LONDON (Reuters) - Shares in cellphone maker Nokia Oyj NOK1V.HE edged lower on Wednesday as analysts questioned the wisdom of its possible purchase of Motorola Inc's MOT.N network equipment unit to boost its weak North American position.
The Wall Street Journal had reported Nokia Siemens Networks NOKI.UL, a joint venture between Nokia and German engineering conglomerate Siemens AG SIEGn.DE, was in talks to buy the Motorola unit for between $1.1 and $1.3 billion.
NSN and Motorola both declined comment on the report, which said an agreement could be reached in the next few weeks between the two telecom gear makers battling cut-throat competition from China's Huawei HWT.UL and others.
Nokia shares fell 0.2 percent by 1103 GMT, one of the weakest performers in a European technology index .SX8P that was up 1 percent thanks to strong results overnight from leading chipmaker Intel INTC.O.
Siemens shares were up 0.2 percent.
Richard Windsor, global technology specialist at Nomura, said he was not convinced NSN needed to buy the unit.
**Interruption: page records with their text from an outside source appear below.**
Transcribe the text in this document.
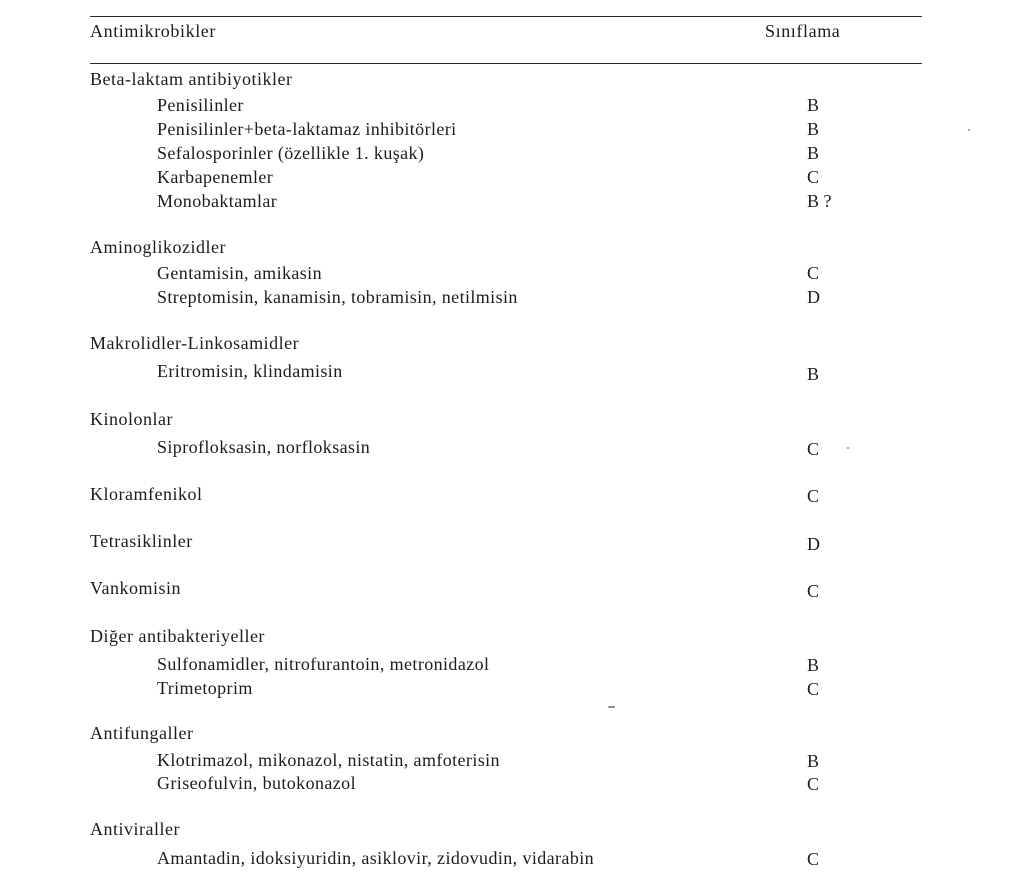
Antimikrobikler	Sınıflama
Beta-laktam antibiyotikler
Penisilinler	B
Penisilinler+beta-laktamaz inhibitörleri	B
Sefalosporinler (özellikle 1. kuşak)	B
Karbapenemler	C
Monobaktamlar	B ?
Aminoglikozidler
Gentamisin, amikasin	C
Streptomisin, kanamisin, tobramisin, netilmisin	D
Makrolidler-Linkosamidler
Eritromisin, klindamisin	B
Kinolonlar
Siprofloksasin, norfloksasin	C
Kloramfenikol	C
Tetrasiklinler	D
Vankomisin	C
Diğer antibakteriyeller
Sulfonamidler, nitrofurantoin, metronidazol	B
Trimetoprim	C
Antifungaller
Klotrimazol, mikonazol, nistatin, amfoterisin	B
Griseofulvin, butokonazol	C
Antiviraller
Amantadin, idoksiyuridin, asiklovir, zidovudin, vidarabin	C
“The risk is they use it to break into the United States and start investing like crazy,” he said. “If they do do this transaction, it will be all about how much they should pay. The business has declining revenues but is profitable, so how much is that worth?”
Motorola, which has been losing market share in cellphones for years, is splitting into two units: one comprising phones and set-top boxes, and the other its enterprise and network equipment business.
NSN was in the running last year to buy a larger chunk of Motorola, before the U.S. group decided on the split, sources close to the situation told Reuters at the time.
NSN last year tried to buy two separate units of bankrupt Canadian telecoms equipment maker Nortel Networks Corp NRTLQ.PK but was trumped on both occasions, once by mobile networks market leader LM Ericsson ERICb.ST and once by Ciena Corp CIEN.O.
Windsor said he saw less logic in an acquisition of Motorola’s network assets, which are mainly based on the GSM standard, than of the Nortel CDMA and LTE-standard assets that NSN tried to buy.
GSM is the world’s most widespread wireless standard but CDMA is prevalent in North America and parts of Asia.
“The Nortel assets were largely CDMA-based; these will be largely GSM-based. From that point of view, the defensive position is much much less because if we look at where Huawei has been gaining share it’s in GSM,” he said.
Ericsson is the world’s largest maker of mobile network gear, owning about one-third of the shrinking market. Huawei and NSN are battling for second place.